L 10 LW 824/10

Land
Baden-Württemberg
Sozialgericht
LSG Baden-Württemberg
Sachgebiet
Rentenversicherung
Abteilung
10
1. Instanz
SG Reutlingen (BWB)
Aktenzeichen
S 6 LW 291/08
Datum
2. Instanz
LSG Baden-Württemberg
Aktenzeichen
L 10 LW 824/10
Datum
3. Instanz
Bundessozialgericht
Aktenzeichen
-
Datum
-
Kategorie
Beschluss
Die Berufung des Klägers gegen das Urteil des Sozialgerichts Reutlingen vom 26.11.2009 wird zurückgewiesen.

Außergerichtliche Kosten sind auch im Berufungsverfahren nicht zu erstatten.

Gründe:

I.

Der Kläger begehrt die Gewährung von Altersrente nach dem Gesetz über die Alterssicherung der Landwirte (ALG).

Der am 01.10.1942 geborene Kläger entrichtete vom 01.04.1967 bis 31.12.1973 Pflichtbeiträge und danach bis Mai 1986 freiwillige Beiträge zur landwirtschaftlichen Alterskasse (Beklagte). Im Jahr 1986 nutzte er eine vom Gesetzgeber geschaffene Möglichkeit zum endgültigen Ausscheiden aus der landwirtschaftlichen Alterskasse (vgl. Art. 2 § 6d Abs. 1 des Dritten Gesetzes zur Verbesserung und Ergänzung sozialer Maßnahmen in der Landwirtschaft vom 20.12.1985, BGBl. I, S. 2475) und kündigte seine Mitgliedschaft mit Schreiben vom April 1986, wirksam ab 01.06.1986 (bestandskräftiger Bescheid vom 04.09.1986). Sein danach erhobenes Begehren auf Erstattung der geleisteten Beiträge blieb erfolglos (Bescheid vom 20.10.1989, Widerspruchsbescheid vom 20.07.1990, Urteil des Sozialgerichts Reutlingen vom 08.10.1990, S 6 Lw 1384/90 und Urteil des Senats vom 25.04.1991, L 10 Lw 2756/90).

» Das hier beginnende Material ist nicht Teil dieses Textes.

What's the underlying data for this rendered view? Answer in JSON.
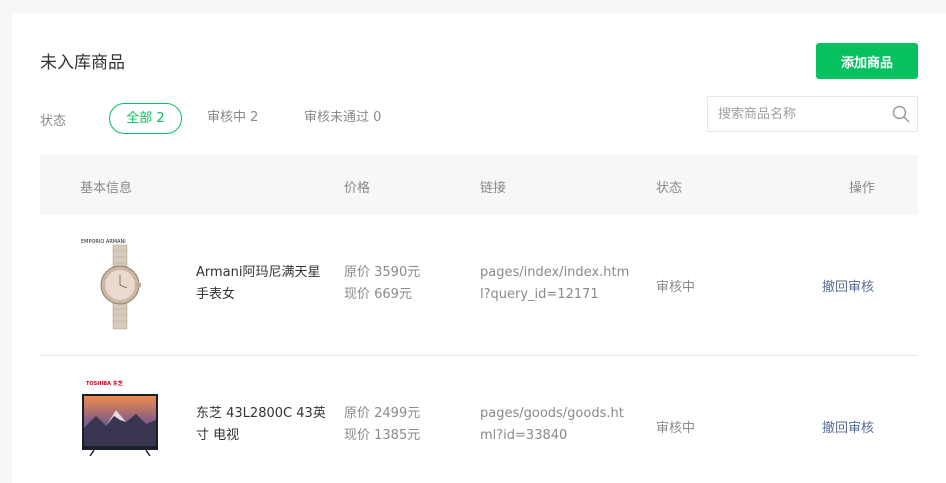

Im Mai 2007 beantragte der Kläger im Hinblick auf die Vollendung seines 65. Lebensjahres im Oktober des Jahres die Gewährung von Altersrente, was die Beklagte mit Bescheid vom 25.05.2007 und Widerspruchsbescheid vom 16.01.2008 wegen nicht erfüllter Wartezeit ablehnte.

Das hiergegen am 22.01.2008 mit der Begründung, er habe keinen Hinweis der Beklagten auf einen endgültigen Leistungsverlust im Falle des Alters erhalten, angerufene Sozialgericht Reutlingen hat die Klage mit Urteil vom 26.11.2009 abgewiesen. Die Wartezeit von 15 Jahren habe der Kläger nicht erfüllt und ihm könne auch nicht im Wege des sozialrechtlichen Herstellungsanspruches das Recht zur Beitragsnachentrichtung eingeräumt werden, weil sich keine Pflichtverletzung der Beklagten feststellen lasse.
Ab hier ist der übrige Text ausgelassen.